I am quite skeptical and reserved when it comes to AI, particularly as it relates to impacts of the next generation of engineers. But using AI to learn a code base has been life-changing. Using a crutch to feel your way around. Then ditching the crutch when things are familiar, like using a map until you learn the road yourself.

Super useful, indeed. My only fear is that at times it can lead to superficial understanding. You don't get the satisfying click of all pieces, just a surface level understanding. I find that once AI gives me the lay of the land I still need to deep dive myself, but I can take shortcuts I would have never taken and it feels live traversing the scenery with a map. Pretty nifty!

  • I think it is possible to use AI in a way that ends up with understanding and very easy to use it in a way where nothing at all sticks.
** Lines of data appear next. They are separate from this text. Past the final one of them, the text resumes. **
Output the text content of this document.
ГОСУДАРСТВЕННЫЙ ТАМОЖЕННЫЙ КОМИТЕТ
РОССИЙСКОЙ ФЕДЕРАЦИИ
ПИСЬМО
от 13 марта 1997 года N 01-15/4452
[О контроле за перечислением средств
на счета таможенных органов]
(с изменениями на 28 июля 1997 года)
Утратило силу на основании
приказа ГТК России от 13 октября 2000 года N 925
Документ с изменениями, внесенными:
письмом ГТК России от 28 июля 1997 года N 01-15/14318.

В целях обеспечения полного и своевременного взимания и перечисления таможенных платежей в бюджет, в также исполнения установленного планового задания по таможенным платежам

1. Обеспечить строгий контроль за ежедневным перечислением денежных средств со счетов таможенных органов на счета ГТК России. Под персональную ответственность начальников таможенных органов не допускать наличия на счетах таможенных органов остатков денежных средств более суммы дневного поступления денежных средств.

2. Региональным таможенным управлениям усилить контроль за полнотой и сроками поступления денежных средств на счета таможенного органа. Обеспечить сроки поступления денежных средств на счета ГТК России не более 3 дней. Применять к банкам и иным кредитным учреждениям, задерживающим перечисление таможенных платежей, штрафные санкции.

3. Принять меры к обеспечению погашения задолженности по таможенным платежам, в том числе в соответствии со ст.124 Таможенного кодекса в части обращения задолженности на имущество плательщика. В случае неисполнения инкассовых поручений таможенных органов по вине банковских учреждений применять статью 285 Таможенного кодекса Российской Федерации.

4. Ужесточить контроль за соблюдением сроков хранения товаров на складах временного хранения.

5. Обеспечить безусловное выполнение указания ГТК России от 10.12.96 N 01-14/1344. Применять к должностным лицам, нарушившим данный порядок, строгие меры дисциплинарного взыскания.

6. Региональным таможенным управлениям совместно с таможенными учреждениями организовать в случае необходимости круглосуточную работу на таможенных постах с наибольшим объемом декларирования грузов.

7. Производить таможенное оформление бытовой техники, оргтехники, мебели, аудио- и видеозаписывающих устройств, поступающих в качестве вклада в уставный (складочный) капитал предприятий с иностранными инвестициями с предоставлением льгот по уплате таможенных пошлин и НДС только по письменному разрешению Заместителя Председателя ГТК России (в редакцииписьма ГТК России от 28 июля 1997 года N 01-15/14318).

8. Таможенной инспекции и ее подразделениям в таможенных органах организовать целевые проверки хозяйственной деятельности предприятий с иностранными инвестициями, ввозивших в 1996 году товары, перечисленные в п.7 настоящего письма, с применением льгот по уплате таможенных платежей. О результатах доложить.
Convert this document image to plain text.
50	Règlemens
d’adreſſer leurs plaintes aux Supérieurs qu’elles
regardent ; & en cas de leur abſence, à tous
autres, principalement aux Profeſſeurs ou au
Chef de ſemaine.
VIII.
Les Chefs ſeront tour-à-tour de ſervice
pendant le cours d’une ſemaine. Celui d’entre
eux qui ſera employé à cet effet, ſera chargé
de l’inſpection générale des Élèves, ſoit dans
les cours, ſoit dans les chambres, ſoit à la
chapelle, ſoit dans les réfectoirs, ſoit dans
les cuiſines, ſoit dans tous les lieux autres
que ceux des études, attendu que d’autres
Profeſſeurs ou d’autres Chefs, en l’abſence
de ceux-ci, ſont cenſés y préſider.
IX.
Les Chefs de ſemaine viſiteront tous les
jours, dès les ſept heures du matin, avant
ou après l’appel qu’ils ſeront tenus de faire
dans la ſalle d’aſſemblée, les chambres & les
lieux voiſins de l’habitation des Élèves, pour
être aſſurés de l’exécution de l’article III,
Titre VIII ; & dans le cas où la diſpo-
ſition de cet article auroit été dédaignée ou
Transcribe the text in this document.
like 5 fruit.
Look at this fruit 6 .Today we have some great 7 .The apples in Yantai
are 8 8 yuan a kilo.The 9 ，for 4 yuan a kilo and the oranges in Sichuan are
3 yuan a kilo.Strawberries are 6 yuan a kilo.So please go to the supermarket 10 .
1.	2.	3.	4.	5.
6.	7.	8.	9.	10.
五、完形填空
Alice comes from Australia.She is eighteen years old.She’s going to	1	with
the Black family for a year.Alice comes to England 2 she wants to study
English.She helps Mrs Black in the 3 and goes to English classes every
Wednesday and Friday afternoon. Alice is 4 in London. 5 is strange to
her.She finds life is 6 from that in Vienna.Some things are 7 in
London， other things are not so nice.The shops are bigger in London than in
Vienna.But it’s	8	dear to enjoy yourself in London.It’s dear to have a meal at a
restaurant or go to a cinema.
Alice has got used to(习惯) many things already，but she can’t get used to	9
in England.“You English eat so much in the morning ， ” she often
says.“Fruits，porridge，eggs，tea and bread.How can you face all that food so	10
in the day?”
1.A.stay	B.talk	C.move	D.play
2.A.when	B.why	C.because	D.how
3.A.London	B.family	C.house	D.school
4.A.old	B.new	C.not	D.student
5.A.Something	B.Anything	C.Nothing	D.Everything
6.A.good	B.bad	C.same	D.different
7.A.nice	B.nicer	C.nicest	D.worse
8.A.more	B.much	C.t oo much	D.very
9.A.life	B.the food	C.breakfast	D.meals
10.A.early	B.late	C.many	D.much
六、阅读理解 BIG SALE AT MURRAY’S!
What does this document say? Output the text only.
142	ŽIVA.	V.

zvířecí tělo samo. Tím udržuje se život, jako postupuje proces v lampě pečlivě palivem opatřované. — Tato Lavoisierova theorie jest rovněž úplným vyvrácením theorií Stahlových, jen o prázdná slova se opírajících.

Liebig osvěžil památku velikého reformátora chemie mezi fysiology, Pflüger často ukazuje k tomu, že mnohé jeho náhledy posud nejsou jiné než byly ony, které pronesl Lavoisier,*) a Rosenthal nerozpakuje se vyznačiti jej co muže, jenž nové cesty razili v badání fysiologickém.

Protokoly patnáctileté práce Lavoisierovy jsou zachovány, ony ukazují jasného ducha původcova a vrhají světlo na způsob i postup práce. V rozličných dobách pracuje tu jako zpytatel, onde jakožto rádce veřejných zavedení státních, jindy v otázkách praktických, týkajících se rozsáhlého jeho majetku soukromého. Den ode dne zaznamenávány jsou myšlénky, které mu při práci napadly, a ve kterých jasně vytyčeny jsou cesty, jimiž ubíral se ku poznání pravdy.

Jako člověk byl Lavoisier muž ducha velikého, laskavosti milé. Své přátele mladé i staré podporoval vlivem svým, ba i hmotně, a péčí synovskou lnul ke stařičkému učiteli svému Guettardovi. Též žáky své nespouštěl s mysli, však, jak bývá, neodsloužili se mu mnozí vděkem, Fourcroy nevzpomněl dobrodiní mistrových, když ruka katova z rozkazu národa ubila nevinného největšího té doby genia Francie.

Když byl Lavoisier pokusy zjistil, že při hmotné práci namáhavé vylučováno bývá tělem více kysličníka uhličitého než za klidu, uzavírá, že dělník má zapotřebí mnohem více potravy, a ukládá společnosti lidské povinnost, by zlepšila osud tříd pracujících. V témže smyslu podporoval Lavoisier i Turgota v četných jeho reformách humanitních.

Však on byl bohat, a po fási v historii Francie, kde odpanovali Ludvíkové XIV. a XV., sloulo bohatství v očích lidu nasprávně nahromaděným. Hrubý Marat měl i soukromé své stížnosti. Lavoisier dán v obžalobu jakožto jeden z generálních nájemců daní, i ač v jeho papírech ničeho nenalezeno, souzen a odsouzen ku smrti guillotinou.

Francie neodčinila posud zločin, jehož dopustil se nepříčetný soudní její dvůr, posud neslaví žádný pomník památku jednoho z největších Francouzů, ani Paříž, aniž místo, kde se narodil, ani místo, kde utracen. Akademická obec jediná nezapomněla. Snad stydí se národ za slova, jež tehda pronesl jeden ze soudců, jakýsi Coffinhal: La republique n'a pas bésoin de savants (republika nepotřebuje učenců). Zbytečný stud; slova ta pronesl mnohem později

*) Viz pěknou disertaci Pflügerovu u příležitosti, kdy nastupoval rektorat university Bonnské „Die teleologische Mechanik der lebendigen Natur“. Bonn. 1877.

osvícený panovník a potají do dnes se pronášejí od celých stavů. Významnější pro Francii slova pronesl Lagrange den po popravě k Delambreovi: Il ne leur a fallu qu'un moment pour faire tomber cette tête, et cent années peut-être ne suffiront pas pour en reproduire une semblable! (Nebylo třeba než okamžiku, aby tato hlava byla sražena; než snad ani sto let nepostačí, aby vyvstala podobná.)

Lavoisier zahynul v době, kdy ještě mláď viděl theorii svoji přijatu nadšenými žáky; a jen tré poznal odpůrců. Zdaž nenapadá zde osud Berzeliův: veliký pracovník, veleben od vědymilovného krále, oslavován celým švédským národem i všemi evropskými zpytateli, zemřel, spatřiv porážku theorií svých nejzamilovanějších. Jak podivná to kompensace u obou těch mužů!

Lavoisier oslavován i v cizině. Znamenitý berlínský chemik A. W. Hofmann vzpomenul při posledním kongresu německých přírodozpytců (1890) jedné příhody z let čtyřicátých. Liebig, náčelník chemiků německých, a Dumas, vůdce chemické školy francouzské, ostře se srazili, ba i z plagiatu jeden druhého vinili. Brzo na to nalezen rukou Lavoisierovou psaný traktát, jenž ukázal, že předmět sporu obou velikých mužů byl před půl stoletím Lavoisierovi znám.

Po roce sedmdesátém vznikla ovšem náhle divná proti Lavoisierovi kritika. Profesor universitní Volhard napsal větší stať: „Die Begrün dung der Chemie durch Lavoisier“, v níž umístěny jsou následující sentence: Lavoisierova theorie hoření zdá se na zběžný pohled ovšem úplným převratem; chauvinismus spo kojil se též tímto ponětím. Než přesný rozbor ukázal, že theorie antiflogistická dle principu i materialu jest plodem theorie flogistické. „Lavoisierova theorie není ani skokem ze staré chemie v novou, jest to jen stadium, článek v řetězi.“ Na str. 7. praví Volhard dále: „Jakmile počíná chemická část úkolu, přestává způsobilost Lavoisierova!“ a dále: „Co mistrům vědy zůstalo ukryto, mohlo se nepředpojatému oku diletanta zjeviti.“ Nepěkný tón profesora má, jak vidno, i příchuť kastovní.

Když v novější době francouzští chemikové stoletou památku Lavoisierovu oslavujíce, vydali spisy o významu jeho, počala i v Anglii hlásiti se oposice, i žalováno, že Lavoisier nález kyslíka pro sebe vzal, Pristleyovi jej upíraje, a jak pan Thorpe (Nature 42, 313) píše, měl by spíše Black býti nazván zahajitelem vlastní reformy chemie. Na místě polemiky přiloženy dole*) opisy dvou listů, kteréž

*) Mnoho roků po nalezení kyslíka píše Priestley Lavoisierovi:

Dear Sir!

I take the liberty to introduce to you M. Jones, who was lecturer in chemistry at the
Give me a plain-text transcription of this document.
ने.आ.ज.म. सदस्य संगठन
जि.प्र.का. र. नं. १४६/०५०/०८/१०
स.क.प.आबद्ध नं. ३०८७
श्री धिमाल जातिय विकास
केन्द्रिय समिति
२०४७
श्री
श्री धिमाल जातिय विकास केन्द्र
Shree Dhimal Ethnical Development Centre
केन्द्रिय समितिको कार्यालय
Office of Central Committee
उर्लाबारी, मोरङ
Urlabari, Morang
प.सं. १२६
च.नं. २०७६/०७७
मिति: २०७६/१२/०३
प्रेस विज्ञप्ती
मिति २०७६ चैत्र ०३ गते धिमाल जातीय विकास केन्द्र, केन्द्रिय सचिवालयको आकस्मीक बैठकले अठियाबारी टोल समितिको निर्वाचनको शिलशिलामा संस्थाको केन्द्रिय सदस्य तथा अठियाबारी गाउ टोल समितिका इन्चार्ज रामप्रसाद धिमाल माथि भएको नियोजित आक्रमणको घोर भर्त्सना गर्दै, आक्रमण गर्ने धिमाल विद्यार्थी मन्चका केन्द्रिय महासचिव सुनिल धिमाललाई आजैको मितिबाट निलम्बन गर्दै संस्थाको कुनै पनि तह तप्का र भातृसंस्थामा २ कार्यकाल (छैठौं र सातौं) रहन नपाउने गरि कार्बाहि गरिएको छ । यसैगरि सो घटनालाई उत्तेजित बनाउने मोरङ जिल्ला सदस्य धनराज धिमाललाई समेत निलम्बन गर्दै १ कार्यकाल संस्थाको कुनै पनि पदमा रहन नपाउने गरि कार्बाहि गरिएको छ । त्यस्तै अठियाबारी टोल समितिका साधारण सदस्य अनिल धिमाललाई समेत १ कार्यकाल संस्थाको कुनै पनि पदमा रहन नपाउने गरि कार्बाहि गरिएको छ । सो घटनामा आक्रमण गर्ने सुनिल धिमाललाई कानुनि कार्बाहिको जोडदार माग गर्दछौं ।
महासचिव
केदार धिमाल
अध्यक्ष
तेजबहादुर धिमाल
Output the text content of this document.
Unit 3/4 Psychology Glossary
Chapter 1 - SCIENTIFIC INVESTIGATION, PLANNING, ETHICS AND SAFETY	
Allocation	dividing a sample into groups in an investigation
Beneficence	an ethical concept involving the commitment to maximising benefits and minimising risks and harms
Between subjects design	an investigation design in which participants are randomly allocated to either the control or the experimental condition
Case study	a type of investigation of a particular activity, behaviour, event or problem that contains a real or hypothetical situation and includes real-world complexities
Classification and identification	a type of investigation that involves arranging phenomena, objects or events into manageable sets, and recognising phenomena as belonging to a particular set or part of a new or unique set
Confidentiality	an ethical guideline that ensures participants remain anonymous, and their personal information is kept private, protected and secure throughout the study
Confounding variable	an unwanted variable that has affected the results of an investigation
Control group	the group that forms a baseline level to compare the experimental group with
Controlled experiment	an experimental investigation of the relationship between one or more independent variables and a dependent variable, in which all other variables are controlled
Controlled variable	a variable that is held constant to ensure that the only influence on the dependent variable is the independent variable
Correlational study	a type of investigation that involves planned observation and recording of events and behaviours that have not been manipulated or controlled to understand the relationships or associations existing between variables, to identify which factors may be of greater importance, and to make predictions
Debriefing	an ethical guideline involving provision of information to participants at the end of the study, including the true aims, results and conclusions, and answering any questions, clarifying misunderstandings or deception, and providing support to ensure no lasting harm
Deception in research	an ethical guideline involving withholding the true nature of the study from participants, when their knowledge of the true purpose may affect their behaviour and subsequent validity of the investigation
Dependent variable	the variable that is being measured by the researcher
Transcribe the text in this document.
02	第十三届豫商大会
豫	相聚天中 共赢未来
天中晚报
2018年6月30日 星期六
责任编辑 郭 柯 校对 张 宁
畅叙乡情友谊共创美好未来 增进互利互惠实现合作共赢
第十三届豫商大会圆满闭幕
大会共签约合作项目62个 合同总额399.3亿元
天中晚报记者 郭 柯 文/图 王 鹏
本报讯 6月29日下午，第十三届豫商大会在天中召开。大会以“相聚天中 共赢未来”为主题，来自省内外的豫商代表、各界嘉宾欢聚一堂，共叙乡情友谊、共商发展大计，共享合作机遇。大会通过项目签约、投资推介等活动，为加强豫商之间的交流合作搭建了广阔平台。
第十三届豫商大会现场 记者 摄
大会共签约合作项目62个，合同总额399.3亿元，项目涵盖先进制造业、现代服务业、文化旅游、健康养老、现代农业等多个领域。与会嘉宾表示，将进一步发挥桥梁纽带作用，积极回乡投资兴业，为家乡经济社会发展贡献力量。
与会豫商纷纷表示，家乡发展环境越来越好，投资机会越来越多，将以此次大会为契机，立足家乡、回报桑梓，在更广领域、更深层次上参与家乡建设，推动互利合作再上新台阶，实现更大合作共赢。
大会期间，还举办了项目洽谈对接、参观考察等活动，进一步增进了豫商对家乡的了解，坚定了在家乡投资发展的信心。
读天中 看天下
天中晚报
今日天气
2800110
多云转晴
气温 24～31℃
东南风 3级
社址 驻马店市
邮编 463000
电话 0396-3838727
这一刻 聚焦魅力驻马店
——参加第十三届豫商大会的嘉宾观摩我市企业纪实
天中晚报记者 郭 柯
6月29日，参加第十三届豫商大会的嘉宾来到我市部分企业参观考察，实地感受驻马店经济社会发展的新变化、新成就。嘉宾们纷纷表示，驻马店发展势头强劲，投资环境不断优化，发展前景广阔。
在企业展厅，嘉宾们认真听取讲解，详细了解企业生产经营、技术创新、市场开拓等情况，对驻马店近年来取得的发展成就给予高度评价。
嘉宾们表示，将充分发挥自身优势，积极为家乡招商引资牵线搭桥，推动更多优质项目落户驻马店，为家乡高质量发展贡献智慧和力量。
Vibe coders by definition know or understand 0% of their codebase but you can use AI in a more questioning manner where you can get answers that are testable, test them immediately, and add the correct answers to the context immediately while embedding a clearer picture in your mental model.

I'm about to start a new role. What have you found most effective in using it to learn a new code base? Just asking questions about "what is this class doing" ? drawing architecture diagrams?

  • Just ask it what naturally draws your curiosity and use it to build your mental model. I may add that our company got us enterprise subscription (so models aren't trained on our IP) so I can just point it at the entire codebase, rather than copying/pasting snippets into a chat window.

    What does this program accomplish? How does it accomplish it? Walk me through the boot sequence. Where does it do ABC?

    I work in a company where I frequently interact with adjacent teams' code bases. When working on a ticket that touches another system, I'll typically tell it what I'm working on and ask it to point me to areas in the code that are responsible for that capability and which tests exercise that code. This is a great head start for me. I then start "in the ball park".

    I would not recommend to have it make diagrams for you. I don't know what it is but they LLMs just aren't great at coveting information into diagram form. I've had it explain, quite impressively, parts of code and when I ask it to turn that into a diagram it comes up short. Must be low on training data expressing itself in that medium. It's an okay way to get the syntax for a diagram started, however.

    I wish you an auspicious time in your new role!